The ACA alters the landscape for control of federal health care spending by creating new institutions
intended to facilitate progress toward reform and by directly altering payment formulas for Medicare and Medicaid. The new Independent Payment Advisory Board (IPAB) and the Center for Medicare and Medicaid Innovation are charged, respectively, with stewardship of Medicare spending and piloting and diffusion of payment and delivery-system reforms. The IPAB is required to recommend
cost-saving measures for Medicare in years when spending growth exceeds a set target; the changes must be adopted unless equivalent alternatives are substituted or Congress intervenes.



As the CBO stated in December 2009:

The legislation would establish an Independent Payment Advisory Board, which would be required, under certain circumstances, to recommend changes to the Medicare program to limit the rate of growth in that program’s spending. Those recommendations would go into effect automatically unless blocked by subsequent legislative action. In its original estimate, CBO wrote that: “Such recommendations would be required if the Chief Actuary for the Medicare program projected that the program’s spending per beneficiary would grow more rapidly than a measure of inflation (the average of the growth rates of the consumer price index for medical services and the overall index for all urban consumers).” That statement is correct for fiscal years 2015 through 2019. After 2019, however, the threshold for Medicare spending growth that would trigger recommendations for spending reductions would be higher—specifically, the rate of increase in gross domestic product (GDP) per capita plus 1 percentage point.

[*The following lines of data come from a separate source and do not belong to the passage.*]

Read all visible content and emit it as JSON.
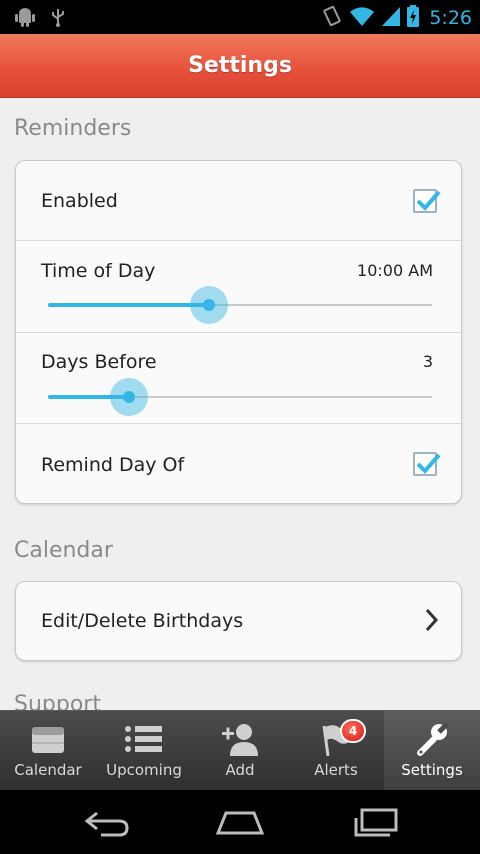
{
  "status_bar": {
    "time": "5:26",
    "icons": [
      "android-debug-icon",
      "usb-icon",
      "vibrate-icon",
      "wifi-icon",
      "signal-icon",
      "battery-icon"
    ]
  },
  "header": {
    "title": "Settings"
  },
  "reminders": {
    "section_title": "Reminders",
    "enabled_label": "Enabled",
    "enabled_checked": true,
    "time_of_day_label": "Time of Day",
    "time_of_day_value": "10:00 AM",
    "time_of_day_slider_fraction": 0.42,
    "days_before_label": "Days Before",
    "days_before_value": "3",
    "days_before_slider_fraction": 0.21,
    "remind_day_of_label": "Remind Day Of",
    "remind_day_of_checked": true
  },
  "calendar": {
    "section_title": "Calendar",
    "edit_label": "Edit/Delete Birthdays"
  },
  "support": {
    "section_title": "Support"
  },
  "tabs": [
    {
      "label": "Calendar",
      "icon": "calendar-icon"
    },
    {
      "label": "Upcoming",
      "icon": "list-icon"
    },
    {
      "label": "Add",
      "icon": "add-person-icon"
    },
    {
      "label": "Alerts",
      "icon": "flag-icon",
      "badge": "4"
    },
    {
      "label": "Settings",
      "icon": "wrench-icon",
      "active": true
    }
  ],
  "colors": {
    "accent": "#33b5e5",
    "header": "#e64f39",
    "badge": "#d11d12"
  }
}
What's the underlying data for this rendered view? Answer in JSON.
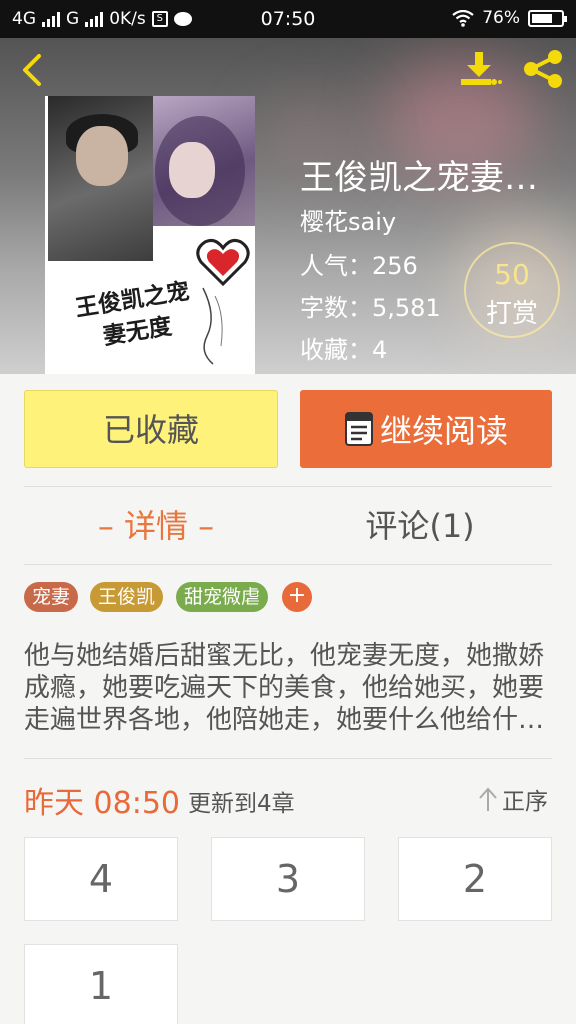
{
  "status_bar": {
    "network_1": "4G",
    "network_2": "G",
    "speed": "0K/s",
    "sim_badge": "S",
    "time": "07:50",
    "battery": "76%",
    "battery_level": 0.76
  },
  "header": {
    "back_icon": "chevron-left-icon",
    "download_icon": "download-icon",
    "share_icon": "share-icon",
    "icon_color": "#f4d90b"
  },
  "cover": {
    "title_line_1": "王俊凯之宠",
    "title_line_2": "妻无度"
  },
  "book": {
    "title": "王俊凯之宠妻…",
    "author": "樱花saiy",
    "popularity": "人气：256",
    "word_count": "字数：5,581",
    "favorites": "收藏：4"
  },
  "tip": {
    "count": "50",
    "label": "打赏"
  },
  "actions": {
    "favorited_label": "已收藏",
    "continue_label": "继续阅读",
    "favorited_color": "#fef27a",
    "continue_color": "#ea6d3a"
  },
  "tabs": {
    "details": "– 详情 –",
    "comments": "评论(1)",
    "active_color": "#e8773f"
  },
  "tags": [
    {
      "label": "宠妻",
      "color": "#c8694a"
    },
    {
      "label": "王俊凯",
      "color": "#c79a35"
    },
    {
      "label": "甜宠微虐",
      "color": "#7aab4c"
    }
  ],
  "tag_add": "+",
  "synopsis": "他与她结婚后甜蜜无比，他宠妻无度，她撒娇成瘾，她要吃遍天下的美食，他给她买，她要走遍世界各地，他陪她走，她要什么他给什么，他宠她入骨。",
  "update": {
    "time": "昨天 08:50",
    "text": "更新到4章",
    "sort_label": "正序"
  },
  "chapters": [
    "4",
    "3",
    "2",
    "1"
  ]
}
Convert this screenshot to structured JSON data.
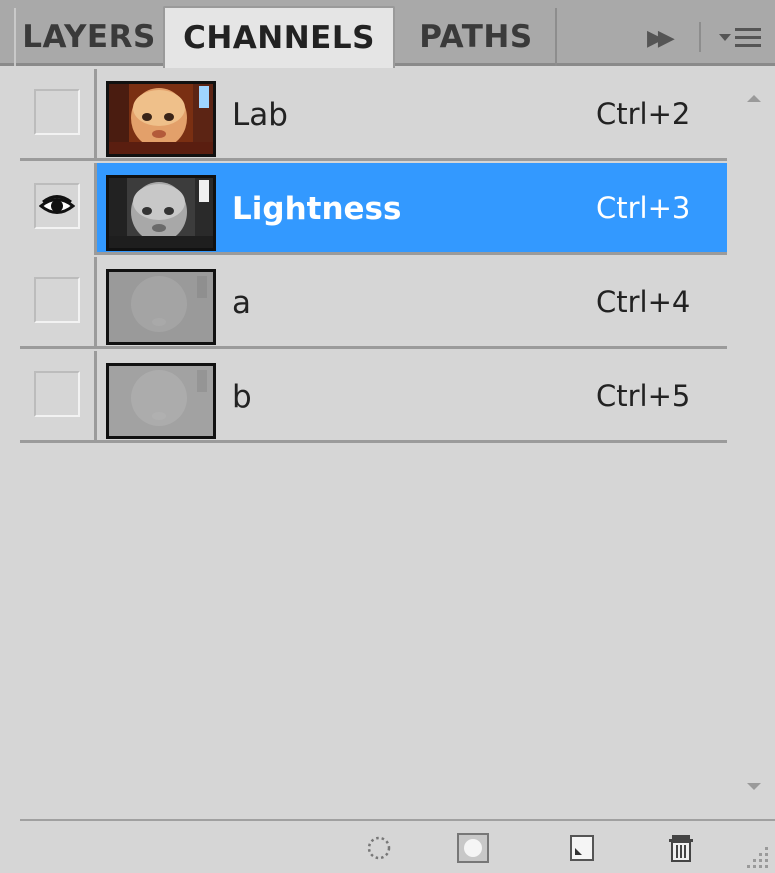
{
  "tabs": [
    {
      "label": "LAYERS",
      "active": false
    },
    {
      "label": "CHANNELS",
      "active": true
    },
    {
      "label": "PATHS",
      "active": false
    }
  ],
  "channels": [
    {
      "name": "Lab",
      "shortcut": "Ctrl+2",
      "visible": false,
      "selected": false
    },
    {
      "name": "Lightness",
      "shortcut": "Ctrl+3",
      "visible": true,
      "selected": true
    },
    {
      "name": "a",
      "shortcut": "Ctrl+4",
      "visible": false,
      "selected": false
    },
    {
      "name": "b",
      "shortcut": "Ctrl+5",
      "visible": false,
      "selected": false
    }
  ],
  "icons": {
    "expand": "fast-forward-icon",
    "menu": "panel-menu-icon",
    "visibility": "eye-icon",
    "load_selection": "dotted-circle-icon",
    "save_selection": "mask-icon",
    "new_channel": "new-page-icon",
    "delete_channel": "trash-icon",
    "resize": "resize-grip-icon"
  },
  "colors": {
    "selection": "#3399ff",
    "panel_bg": "#d6d6d6",
    "tabbar_bg": "#a9a9a9"
  }
}
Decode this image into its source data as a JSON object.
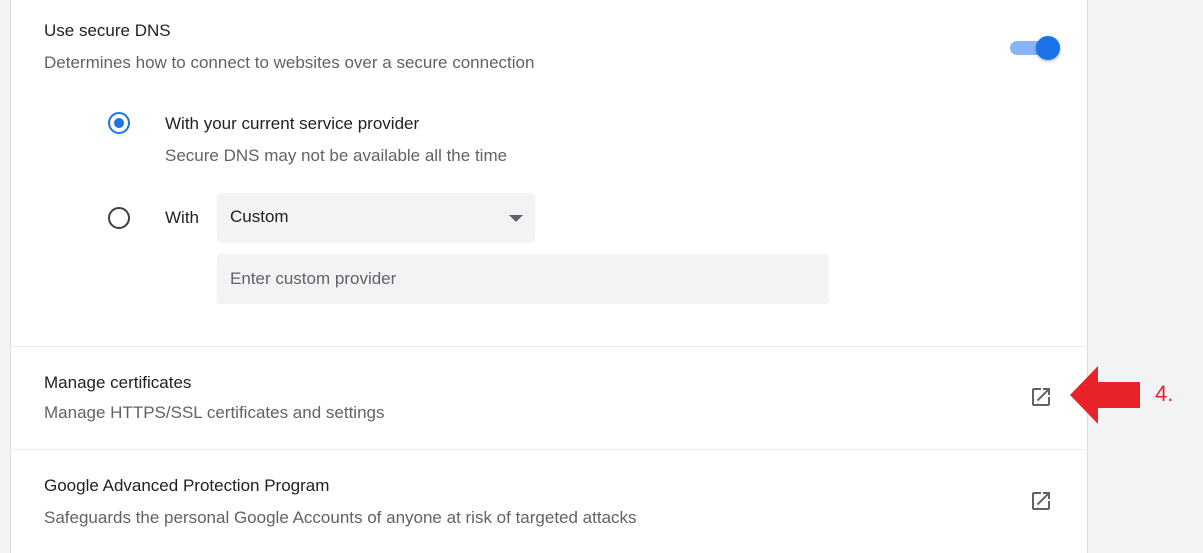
{
  "secure_dns": {
    "title": "Use secure DNS",
    "description": "Determines how to connect to websites over a secure connection",
    "enabled": true,
    "option_current": {
      "label": "With your current service provider",
      "sublabel": "Secure DNS may not be available all the time",
      "selected": true
    },
    "option_custom": {
      "label": "With",
      "selected": false,
      "select_value": "Custom",
      "input_placeholder": "Enter custom provider"
    }
  },
  "manage_certificates": {
    "title": "Manage certificates",
    "description": "Manage HTTPS/SSL certificates and settings",
    "icon": "open-in-new-icon"
  },
  "advanced_protection": {
    "title": "Google Advanced Protection Program",
    "description": "Safeguards the personal Google Accounts of anyone at risk of targeted attacks",
    "icon": "open-in-new-icon"
  },
  "annotation": {
    "label": "4.",
    "color": "#e8232a"
  },
  "colors": {
    "accent": "#1a73e8",
    "toggle_track": "#8ab4f8"
  }
}
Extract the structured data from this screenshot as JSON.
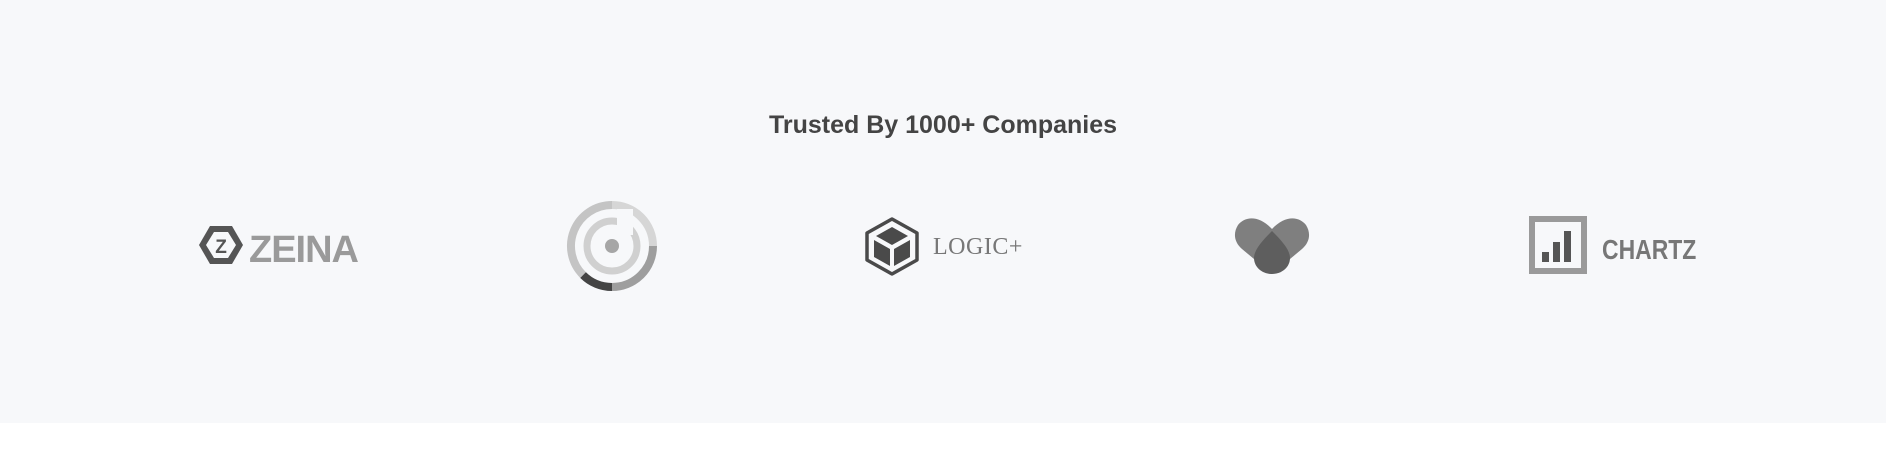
{
  "trusted": {
    "title": "Trusted By 1000+ Companies",
    "logos": [
      {
        "name": "zeina",
        "text": "ZEINA",
        "icon_letter": "Z"
      },
      {
        "name": "target-ring",
        "text": ""
      },
      {
        "name": "logic-plus",
        "text": "LOGIC+"
      },
      {
        "name": "heart",
        "text": ""
      },
      {
        "name": "chartz",
        "text": "CHARTZ"
      }
    ],
    "colors": {
      "background": "#f7f8fa",
      "title": "#444444",
      "logo_dark": "#555555",
      "logo_mid": "#9a9a9a",
      "logo_light": "#d0d0d0"
    }
  }
}
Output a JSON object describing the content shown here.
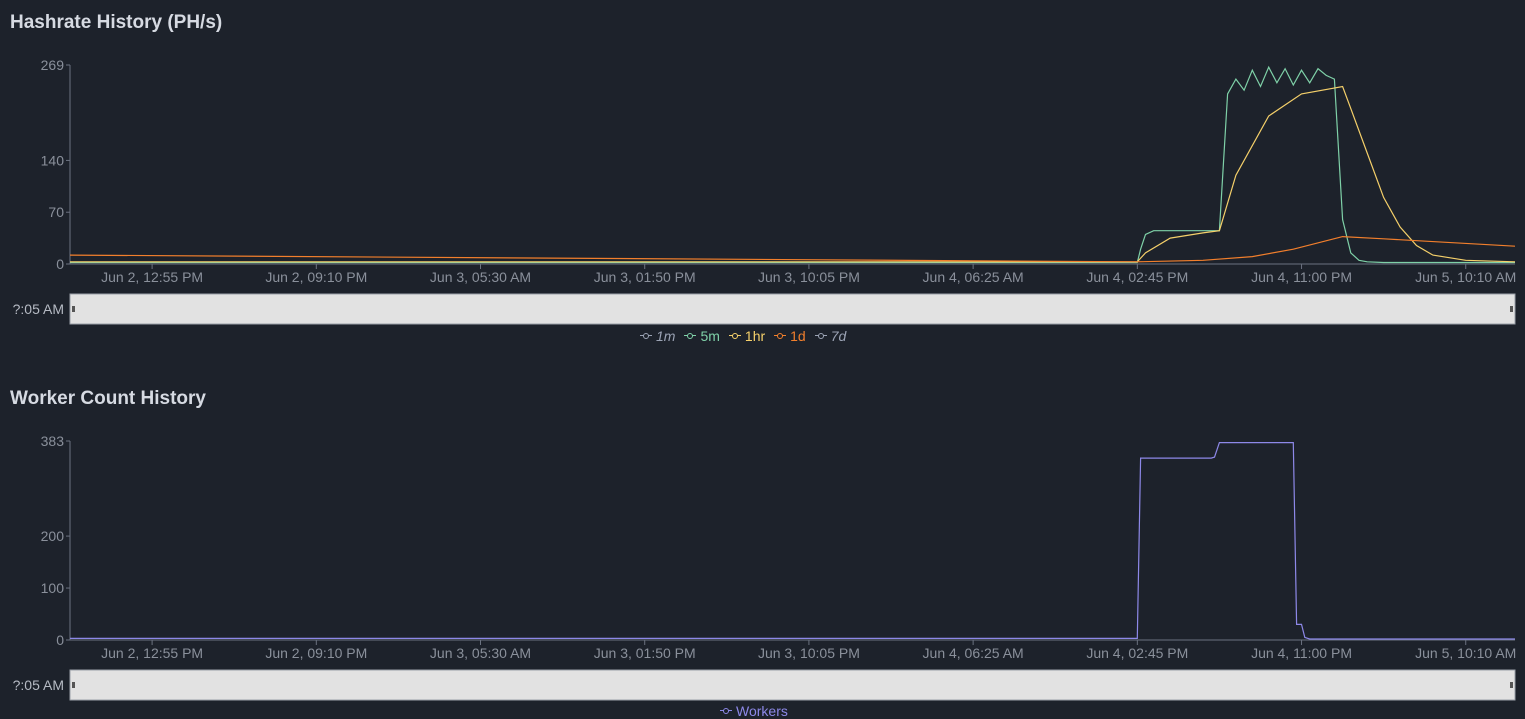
{
  "hashrate": {
    "title": "Hashrate History (PH/s)",
    "navigator_label": "?:05 AM",
    "chart_data": {
      "type": "line",
      "title": "Hashrate History (PH/s)",
      "ylim": [
        0,
        269
      ],
      "yticks": [
        0,
        70,
        140,
        269
      ],
      "x_tick_labels": [
        "Jun 2, 12:55 PM",
        "Jun 2, 09:10 PM",
        "Jun 3, 05:30 AM",
        "Jun 3, 01:50 PM",
        "Jun 3, 10:05 PM",
        "Jun 4, 06:25 AM",
        "Jun 4, 02:45 PM",
        "Jun 4, 11:00 PM",
        "Jun 5, 10:10 AM"
      ],
      "x_tick_positions": [
        0.5,
        1.5,
        2.5,
        3.5,
        4.5,
        5.5,
        6.5,
        7.5,
        8.5
      ],
      "xlim": [
        0,
        8.8
      ],
      "grid": false,
      "legend_position": "bottom",
      "series": [
        {
          "name": "1m",
          "color": "#9ba3b4",
          "italic": true,
          "visible": false,
          "x": [],
          "y": []
        },
        {
          "name": "5m",
          "color": "#7fd1a8",
          "italic": false,
          "visible": true,
          "x": [
            0,
            6.5,
            6.52,
            6.55,
            6.6,
            7.0,
            7.05,
            7.1,
            7.15,
            7.2,
            7.25,
            7.3,
            7.35,
            7.4,
            7.45,
            7.5,
            7.55,
            7.6,
            7.65,
            7.7,
            7.75,
            7.8,
            7.85,
            7.9,
            8.0,
            8.8
          ],
          "y": [
            2,
            2,
            20,
            40,
            45,
            45,
            230,
            250,
            235,
            262,
            240,
            266,
            245,
            264,
            242,
            262,
            245,
            264,
            255,
            250,
            60,
            15,
            5,
            3,
            2,
            2
          ]
        },
        {
          "name": "1hr",
          "color": "#f5d06a",
          "italic": false,
          "visible": true,
          "x": [
            0,
            6.5,
            6.55,
            6.7,
            6.9,
            7.0,
            7.1,
            7.3,
            7.5,
            7.75,
            7.8,
            7.9,
            8.0,
            8.1,
            8.2,
            8.3,
            8.5,
            8.8
          ],
          "y": [
            3,
            3,
            15,
            35,
            42,
            45,
            120,
            200,
            230,
            240,
            210,
            150,
            90,
            50,
            25,
            12,
            5,
            3
          ]
        },
        {
          "name": "1d",
          "color": "#f27f2c",
          "italic": false,
          "visible": true,
          "x": [
            0,
            6.5,
            6.9,
            7.2,
            7.45,
            7.75,
            8.0,
            8.8
          ],
          "y": [
            12,
            3,
            5,
            10,
            20,
            37,
            34,
            24
          ]
        },
        {
          "name": "7d",
          "color": "#9ba3b4",
          "italic": true,
          "visible": false,
          "x": [],
          "y": []
        }
      ]
    }
  },
  "workers": {
    "title": "Worker Count History",
    "navigator_label": "?:05 AM",
    "chart_data": {
      "type": "line",
      "title": "Worker Count History",
      "ylim": [
        0,
        383
      ],
      "yticks": [
        0,
        100,
        200,
        383
      ],
      "x_tick_labels": [
        "Jun 2, 12:55 PM",
        "Jun 2, 09:10 PM",
        "Jun 3, 05:30 AM",
        "Jun 3, 01:50 PM",
        "Jun 3, 10:05 PM",
        "Jun 4, 06:25 AM",
        "Jun 4, 02:45 PM",
        "Jun 4, 11:00 PM",
        "Jun 5, 10:10 AM"
      ],
      "x_tick_positions": [
        0.5,
        1.5,
        2.5,
        3.5,
        4.5,
        5.5,
        6.5,
        7.5,
        8.5
      ],
      "xlim": [
        0,
        8.8
      ],
      "grid": false,
      "legend_position": "bottom",
      "series": [
        {
          "name": "Workers",
          "color": "#8d88e8",
          "italic": false,
          "visible": true,
          "x": [
            0,
            6.5,
            6.52,
            6.95,
            6.97,
            7.0,
            7.3,
            7.32,
            7.45,
            7.47,
            7.5,
            7.52,
            7.55,
            8.8
          ],
          "y": [
            3,
            3,
            350,
            350,
            352,
            380,
            380,
            380,
            380,
            30,
            30,
            5,
            2,
            2
          ]
        }
      ]
    }
  }
}
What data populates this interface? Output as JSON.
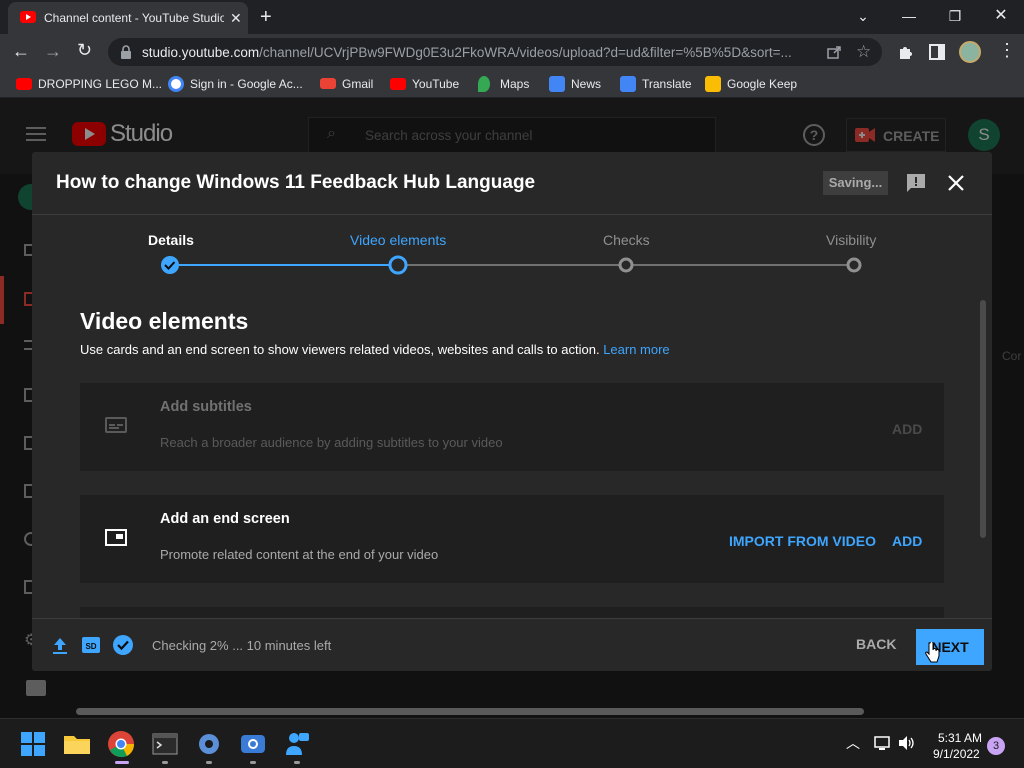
{
  "browser": {
    "tab_title": "Channel content - YouTube Studio",
    "url_domain": "studio.youtube.com",
    "url_path": "/channel/UCVrjPBw9FWDg0E3u2FkoWRA/videos/upload?d=ud&filter=%5B%5D&sort=...",
    "bookmarks": [
      {
        "label": "DROPPING LEGO M...",
        "icon": "youtube-icon",
        "color": "#ff0000"
      },
      {
        "label": "Sign in - Google Ac...",
        "icon": "google-icon",
        "color": "#4285f4"
      },
      {
        "label": "Gmail",
        "icon": "gmail-icon",
        "color": "#ea4335"
      },
      {
        "label": "YouTube",
        "icon": "youtube-icon",
        "color": "#ff0000"
      },
      {
        "label": "Maps",
        "icon": "maps-icon",
        "color": "#34a853"
      },
      {
        "label": "News",
        "icon": "news-icon",
        "color": "#4285f4"
      },
      {
        "label": "Translate",
        "icon": "translate-icon",
        "color": "#4285f4"
      },
      {
        "label": "Google Keep",
        "icon": "keep-icon",
        "color": "#fbbc04"
      }
    ]
  },
  "studio": {
    "logo_text": "Studio",
    "search_placeholder": "Search across your channel",
    "create_label": "CREATE",
    "avatar_letter": "S",
    "side_cut_text": "Cor"
  },
  "dialog": {
    "title": "How to change Windows 11 Feedback Hub Language",
    "saving_label": "Saving...",
    "steps": [
      {
        "label": "Details",
        "state": "done"
      },
      {
        "label": "Video elements",
        "state": "current"
      },
      {
        "label": "Checks",
        "state": "pending"
      },
      {
        "label": "Visibility",
        "state": "pending"
      }
    ],
    "section_title": "Video elements",
    "section_desc": "Use cards and an end screen to show viewers related videos, websites and calls to action.",
    "learn_more": "Learn more",
    "cards": [
      {
        "title": "Add subtitles",
        "desc": "Reach a broader audience by adding subtitles to your video",
        "action": "ADD",
        "enabled": false,
        "icon": "subtitles-icon"
      },
      {
        "title": "Add an end screen",
        "desc": "Promote related content at the end of your video",
        "import_action": "IMPORT FROM VIDEO",
        "action": "ADD",
        "enabled": true,
        "icon": "end-screen-icon"
      }
    ],
    "status_text": "Checking 2% ... 10 minutes left",
    "back_label": "BACK",
    "next_label": "NEXT"
  },
  "colors": {
    "accent": "#3ea6ff",
    "youtube_red": "#ff0000",
    "dialog_bg": "#282828",
    "card_bg": "#1f1f1f"
  },
  "taskbar": {
    "apps": [
      "windows-start-icon",
      "file-explorer-icon",
      "chrome-icon",
      "terminal-icon",
      "settings-icon",
      "camera-app-icon",
      "feedback-hub-icon"
    ],
    "time": "5:31 AM",
    "date": "9/1/2022",
    "notification_count": "3"
  }
}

With this corrected reading, savings from changes to the Medicare program (along with other changes to direct spending that are not associated directly with expanded insurance coverage) would increase at a rate that is between 10 percent and 15 percent per year during the 2020–2029 period, compared with a growth rate of nearly 15 percent reported in the initial estimate. The long-run budgetary effects of the other broad categories of the legislation are unchanged from the initial estimate. All told, CBO expects that the legislation, if enacted, would reduce federal budget deficits over the decade after 2019 relative to those projected under current law—with a total effect during that decade that is in a broad range between one-quarter percent and one-half percent of GDP. In comparison, the extrapolations in the initial estimate implied a reduction in deficits in the 2020–2029 period that would be in a broad range around one-half percent of GDP. The imprecision of these calculations reflects the even greater degree of uncertainty that attends to them, compared with CBO’s 10-year budget estimates. The expected reduction in deficits would represent a small share of the total deficits that would be likely to arise in that decade under current policies.

In effect the IPAB becomes a de facto rationer of health care for those on Medicare. They are NOT medical practitioners, they are politicians! Have we not learned anything over the past couple of years? Do we really want to leave choices for life saving procedures to those who could not find employment elsewhere?